JÁ ERA AMOR NO INÍCIO
Foto de Gilberto Perin
Às vezes é amor desde o início, mas recebe o nome errado do medo, é chamado de amizade por engano e demora para ser anunciado. Até virar hipótese improvável.
Você não segurou a mão no cinema quando deveria, você não beijou a boca na primeira vez que saíram, você não usou a licença poética da embriaguez para subir ao apartamento na hora da despedida, você não arriscou e não se entregou, como nos blecautes anteriores. Foi possuído de pudor, a proteger uma afeição pura e inédita. Foi tomado de respeito, não queria avançar o sinal.
Veio um estranho medo de ferir e de ser ferido. As pernas fraquejaram, o aceno pendeu no ar pela metade, os olhos se contentaram em voar com um tchau desajeitado.
Os dias se passaram e não retornaram mais ao início onde a amizade era para ter sido amor.
Trocaram confidências para domesticar o encontro, esconderam a atração forjando lealdade, espantaram a possibilidade de sexo para não sobrecarregar de dúvidas a cumplicidade que corria dentro do toque.
Sufocaram, com as forças da juventude e da dissimulação, a inquietação que reinava no silêncio e na saudade.
Vocês se encaixavam perfeitamente. Concordavam antes mesmo da conclusão da história, decoravam datas e gostos, adoravam caminhar lado a lado e discutir o que vinha à mente com liberdade, sem censuras e filtros.
Usaram todas as palavras um com o outro, menos aquelas que mudariam tudo. Empregaram todas as verdades um com o outro, mas mentiram justamente na confissão que transformaria o relacionamento.
Não arriscaram declarar o que sentiam. Ou porque era cedo demais e estavam se conhecendo. Ou porque era tarde demais e já se conheciam excessivamente.
Não perceberam o quanto se envaideciam no momento que alguém na rua se confundia e elogiava a intimidade:
- Formam um casal muito bonito!
- Ah não, não somos um casal...
Não? Tinham um dialeto, um riso sempre fácil, conversavam por músicas e canções, atravessavam a clareza das madrugadas e a claridade dos dias, mas não apostaram na intuição, o único conselheiro que desfaz dilemas.
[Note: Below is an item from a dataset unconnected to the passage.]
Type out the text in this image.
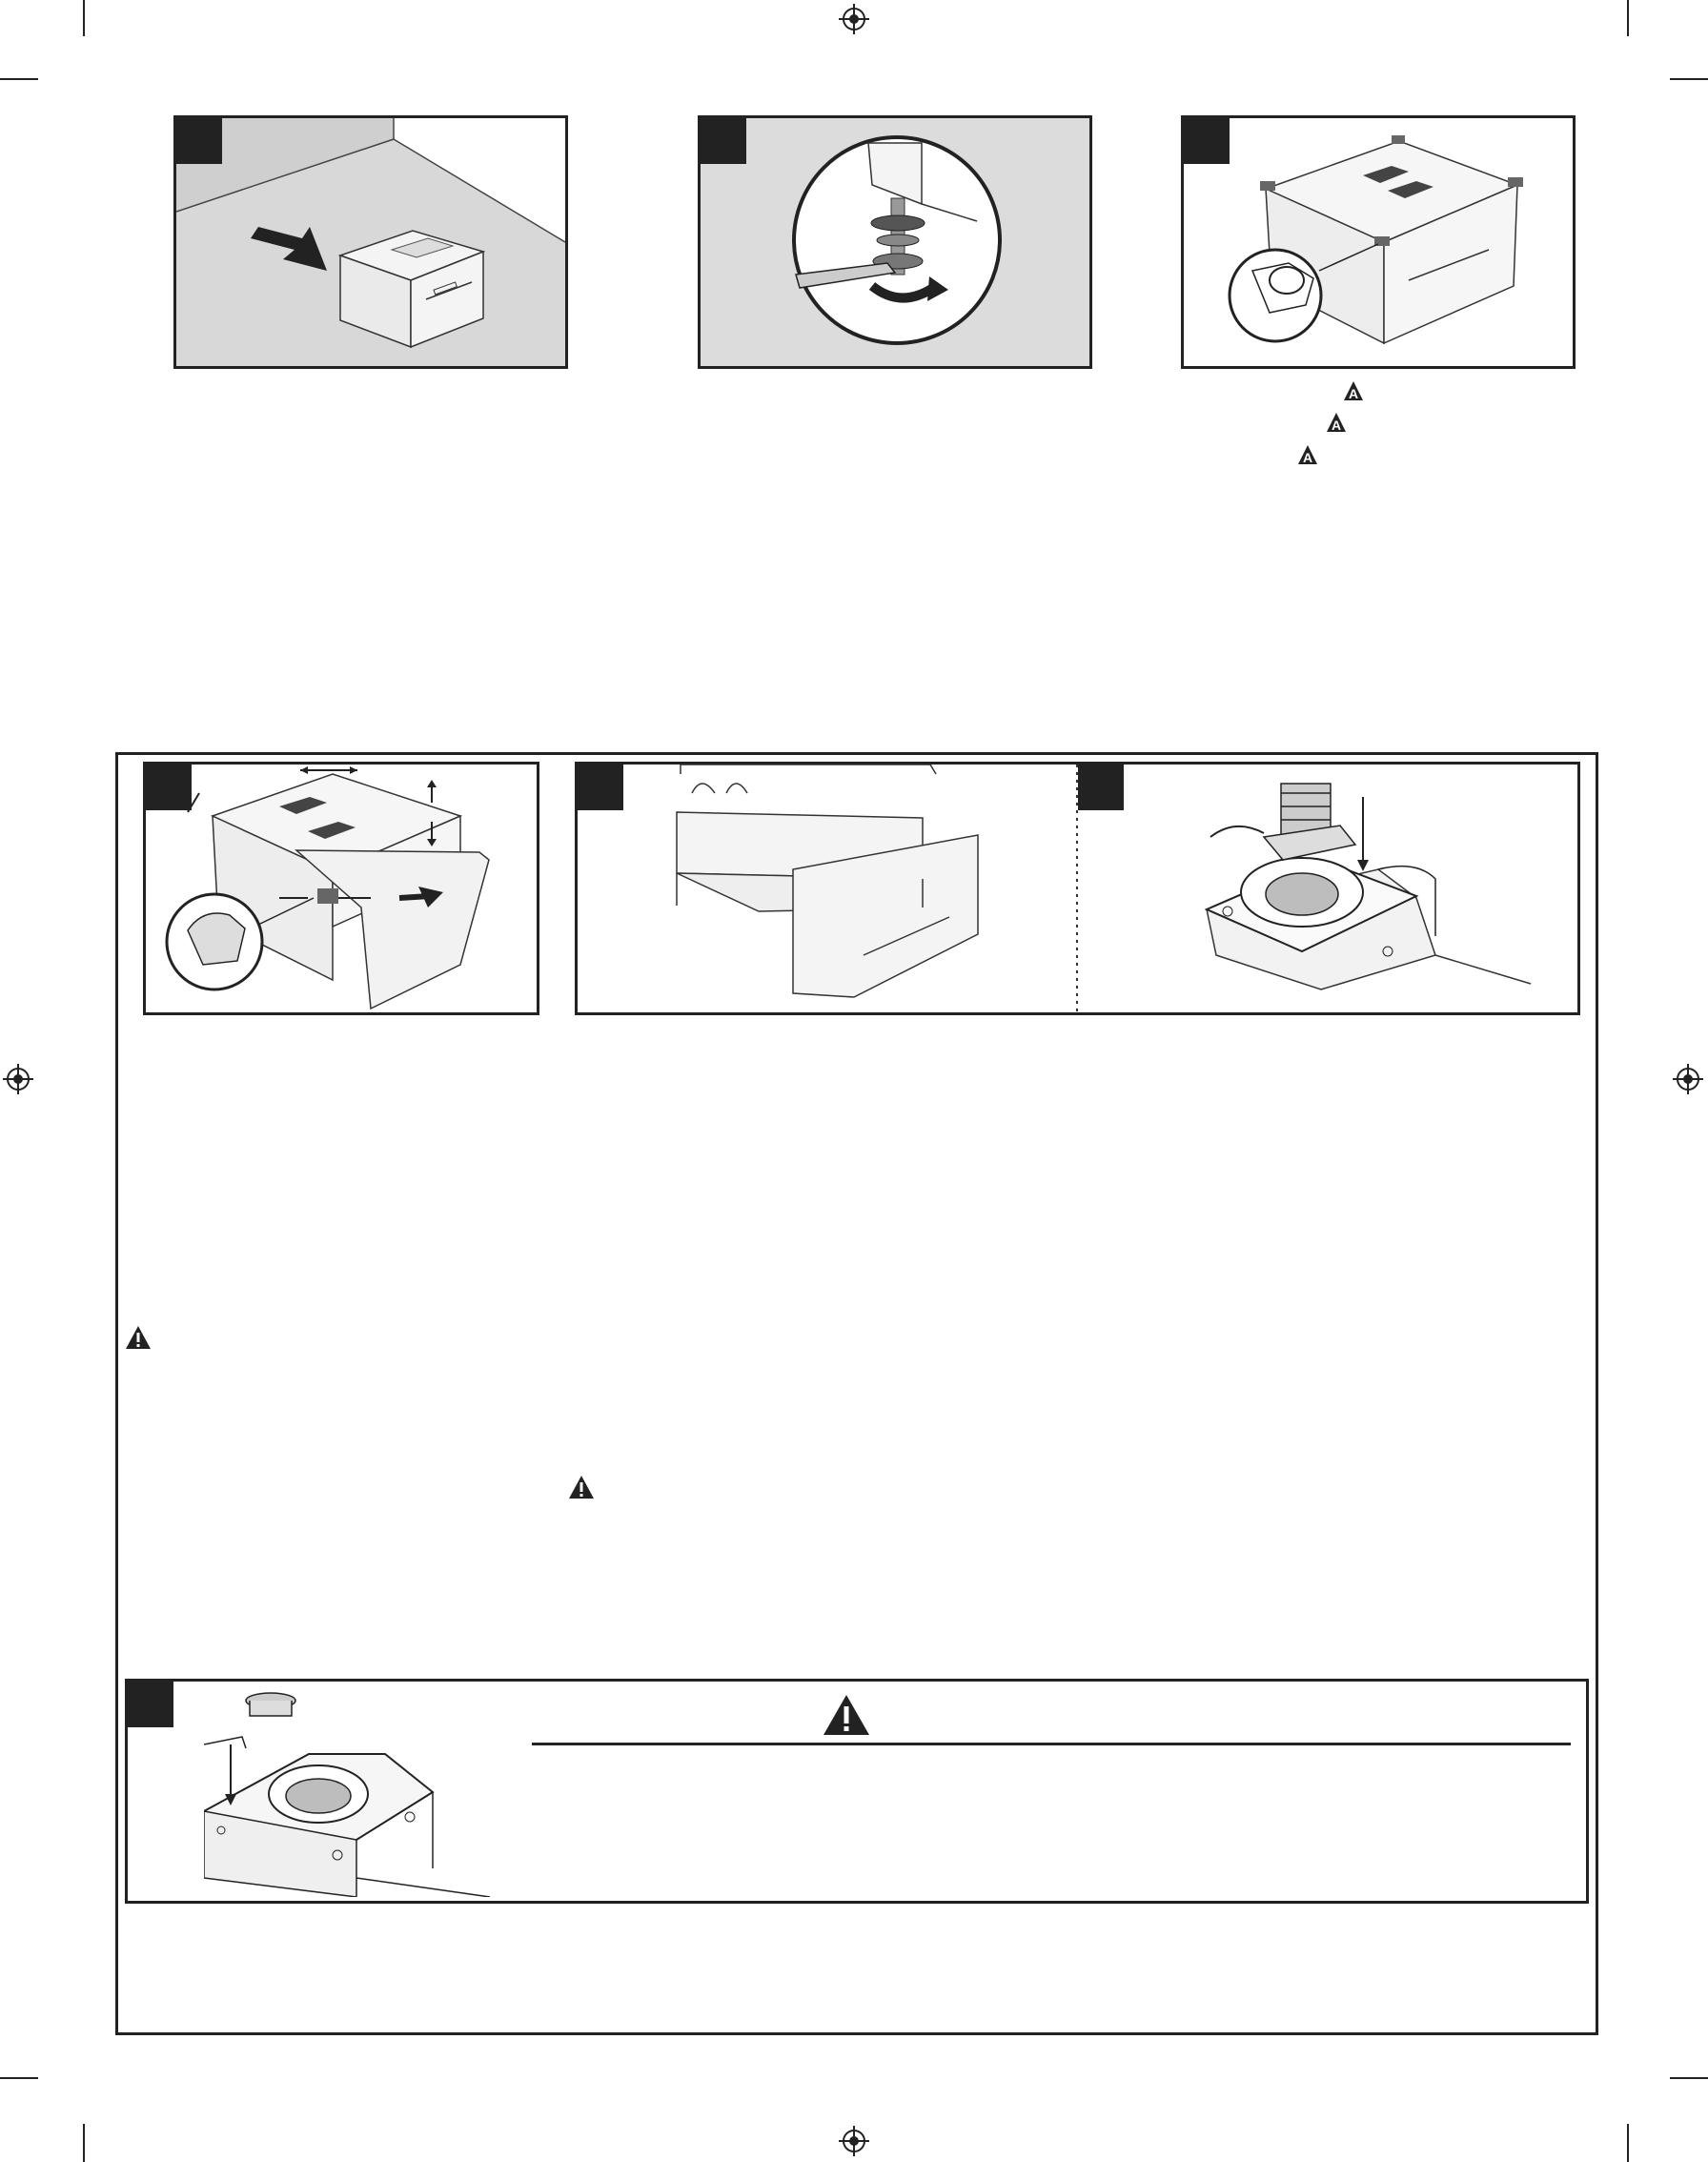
A
A
A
Esperaram reunir provas do sentimento mútuo quando nunca existiu tribunal no amor, quando nunca existiu justiça no amor, quando nunca existiu reparação de perdas e danos no amor, é sempre esse agora e sempre, essa execução sumária.
Não há como culpar ninguém por aquilo que não aconteceu, a não ser lamentar a timidez. Permitiram que namorados e namoradas aparecessem no vácuo que não ocuparam, e complicaram o que podia ser fácil. Agora estão condenados a ouvir descrições apaixonadas e lamúrias, fins e abandonos, recomeços e novos romances. Agora estão forçados a mergulhar num ménage espiritual, a suportar indiscrições, a fingir desinteresse e chorar em segredo. Agora serão empurrados pela vida a serem melhores amigos eternamente, a serem convidados para os papéis de padrinho e madrinha de um casamento errado, de um altar que no fundo era destinado aos dois.